Saat pertandingan antara Crystal Palace melawan Nottingham Forest di Stadion Selhurst Park pada 24 Agustus 2025, suporter tuan rumah di bagian Holmesdale End menampilkan sebuah spanduk kontroversial. Spanduk itu menggambarkan pemilik Forest, Evangelos Marinakis, seakan-akan menodongkan pistol kepada pemain Forest, Morgan Gibbs-White. Gambar tersebut mengandung unsur visual mengancam serta sindiran provokatif terhadap drama transfer Gibbs‑White yang sempat mencuat pada musim panas ini.
Latar Belakang Konflik
Ketegangan antara kedua klub sebenarnya ditimbulkan oleh konflik administratif: Crystal Palace dihukum dan dilarang berpartisipasi di Liga Europa karena pelanggaran aturan kepemilikan ganda oleh UEFA—kepemilikan bersama oleh John Textor terhadap Lyon dianggap melanggar regulasi. Nottingham Forest menerima tempat di Liga Europa sebagai konsekuensinya. Frustrasi pendukung Palace terhadap sistem tersebut memunculkan protes, termasuk demonstrasi massal di luar stadion.
Reaksi dan Tindakan FA
FA (Football Association) kemudian meluncurkan penyelidikan formal terhadap insiden tersebut. Markas otoritas sepak bola Inggris ini mengevaluasi apakah spanduk itu melanggar aturan mengenai pesan ofensif, fitnah, atau motif politik yang dilarang di dalam stadion.

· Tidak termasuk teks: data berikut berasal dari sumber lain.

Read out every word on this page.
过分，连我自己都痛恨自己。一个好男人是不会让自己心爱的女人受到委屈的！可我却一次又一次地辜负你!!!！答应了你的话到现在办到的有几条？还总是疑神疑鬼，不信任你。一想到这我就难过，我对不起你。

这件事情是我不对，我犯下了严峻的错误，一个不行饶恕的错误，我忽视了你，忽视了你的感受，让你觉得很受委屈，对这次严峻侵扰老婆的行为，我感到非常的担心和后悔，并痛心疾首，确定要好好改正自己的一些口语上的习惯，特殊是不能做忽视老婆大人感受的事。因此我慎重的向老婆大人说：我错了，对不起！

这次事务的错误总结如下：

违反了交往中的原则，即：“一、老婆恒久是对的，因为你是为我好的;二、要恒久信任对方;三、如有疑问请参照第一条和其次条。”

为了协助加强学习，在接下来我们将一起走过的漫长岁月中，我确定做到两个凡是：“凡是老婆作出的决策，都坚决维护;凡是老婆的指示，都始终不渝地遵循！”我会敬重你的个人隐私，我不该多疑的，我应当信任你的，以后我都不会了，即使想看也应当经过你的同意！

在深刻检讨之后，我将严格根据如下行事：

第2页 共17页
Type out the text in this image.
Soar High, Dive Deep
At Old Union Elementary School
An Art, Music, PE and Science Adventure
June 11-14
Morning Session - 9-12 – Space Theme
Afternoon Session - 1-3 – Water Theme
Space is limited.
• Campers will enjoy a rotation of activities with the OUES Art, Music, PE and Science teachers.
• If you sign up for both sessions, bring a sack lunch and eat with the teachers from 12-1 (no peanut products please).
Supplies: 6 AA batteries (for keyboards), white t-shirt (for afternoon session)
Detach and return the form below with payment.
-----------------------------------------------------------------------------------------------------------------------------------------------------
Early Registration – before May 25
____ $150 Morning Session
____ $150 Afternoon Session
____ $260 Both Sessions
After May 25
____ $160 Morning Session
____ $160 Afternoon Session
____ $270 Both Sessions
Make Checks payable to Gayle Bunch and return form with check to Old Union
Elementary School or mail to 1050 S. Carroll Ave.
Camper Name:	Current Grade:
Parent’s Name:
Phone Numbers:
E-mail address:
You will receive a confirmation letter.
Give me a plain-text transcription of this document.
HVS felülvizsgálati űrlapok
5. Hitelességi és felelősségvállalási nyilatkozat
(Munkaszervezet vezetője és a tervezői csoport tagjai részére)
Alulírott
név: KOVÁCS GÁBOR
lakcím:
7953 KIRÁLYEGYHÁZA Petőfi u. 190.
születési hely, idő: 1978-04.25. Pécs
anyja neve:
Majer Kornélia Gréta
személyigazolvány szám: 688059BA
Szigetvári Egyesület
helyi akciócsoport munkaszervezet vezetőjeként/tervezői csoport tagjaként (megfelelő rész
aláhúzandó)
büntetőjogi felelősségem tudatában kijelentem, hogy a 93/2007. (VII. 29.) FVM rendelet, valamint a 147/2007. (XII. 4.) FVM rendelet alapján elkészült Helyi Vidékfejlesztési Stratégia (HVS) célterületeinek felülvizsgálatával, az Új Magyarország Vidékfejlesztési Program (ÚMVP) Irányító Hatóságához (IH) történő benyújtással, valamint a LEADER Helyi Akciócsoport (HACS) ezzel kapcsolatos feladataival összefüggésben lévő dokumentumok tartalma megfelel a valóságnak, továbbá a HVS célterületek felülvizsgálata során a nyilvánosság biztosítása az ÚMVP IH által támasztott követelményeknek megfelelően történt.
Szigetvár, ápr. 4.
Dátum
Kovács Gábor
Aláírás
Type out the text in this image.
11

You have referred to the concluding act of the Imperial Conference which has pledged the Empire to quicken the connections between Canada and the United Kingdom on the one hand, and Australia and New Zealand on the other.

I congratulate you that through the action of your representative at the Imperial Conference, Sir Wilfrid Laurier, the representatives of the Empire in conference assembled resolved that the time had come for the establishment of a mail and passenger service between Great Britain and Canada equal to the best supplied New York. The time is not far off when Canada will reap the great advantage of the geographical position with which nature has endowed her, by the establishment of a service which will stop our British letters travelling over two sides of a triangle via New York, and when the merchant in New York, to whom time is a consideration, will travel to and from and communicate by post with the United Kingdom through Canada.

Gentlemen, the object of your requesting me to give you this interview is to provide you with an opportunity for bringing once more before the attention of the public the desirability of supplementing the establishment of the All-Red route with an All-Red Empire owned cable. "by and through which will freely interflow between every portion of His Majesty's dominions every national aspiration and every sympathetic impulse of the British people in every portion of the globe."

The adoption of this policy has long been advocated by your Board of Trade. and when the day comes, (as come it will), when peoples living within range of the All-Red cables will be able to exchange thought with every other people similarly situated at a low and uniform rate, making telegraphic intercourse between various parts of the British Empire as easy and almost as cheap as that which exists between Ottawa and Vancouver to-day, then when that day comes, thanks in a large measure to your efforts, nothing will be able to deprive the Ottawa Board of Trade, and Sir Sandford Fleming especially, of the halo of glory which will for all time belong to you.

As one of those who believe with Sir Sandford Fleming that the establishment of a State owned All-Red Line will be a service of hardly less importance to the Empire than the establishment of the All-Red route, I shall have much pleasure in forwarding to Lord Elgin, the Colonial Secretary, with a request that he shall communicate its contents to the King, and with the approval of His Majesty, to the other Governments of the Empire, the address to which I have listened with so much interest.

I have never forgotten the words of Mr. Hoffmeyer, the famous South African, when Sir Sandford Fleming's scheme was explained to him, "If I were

Sumber-sumber melaporkan bahwa Nottingham Forest menilai spanduk tersebut tidak hanya provokatif, tetapi juga bersifat xenofobik, dan mereka menyayangkan Crystal Palace tidak melakukan tindakan tegas preventif terhadap tampilan spanduk itu. Situasi ini semakin memperkeruh hubungan antara kedua klub, yang saat itu sudah diwarnai konflik regulasi dan politik antar pemilik.
Dalam Konteks Lebih Luas
Peristiwa ini mencerminkan tren dalam sepak bola modern, di mana drama di luar lapangan—seperti urusan kepemilikan, regulasi UEFA, dan ketidakpuasan suporter—bisa membayangi jalannya pertandingan di lapangan. Perhatian publik dan media kini sering kali tertuju pada konflik administratif dan politik daripada hanya performa para pemain.
Dengan demikian, spanduk tersebut dianggap telah melampaui batas dalam ekspresi supporter: bukan sekadar kritik terhadap pemilik dan otoritas, tetapi membawa visual yang mendramatisasi konflik hingga menimbulkan penyelidikan resmi dari otoritas sepak bola.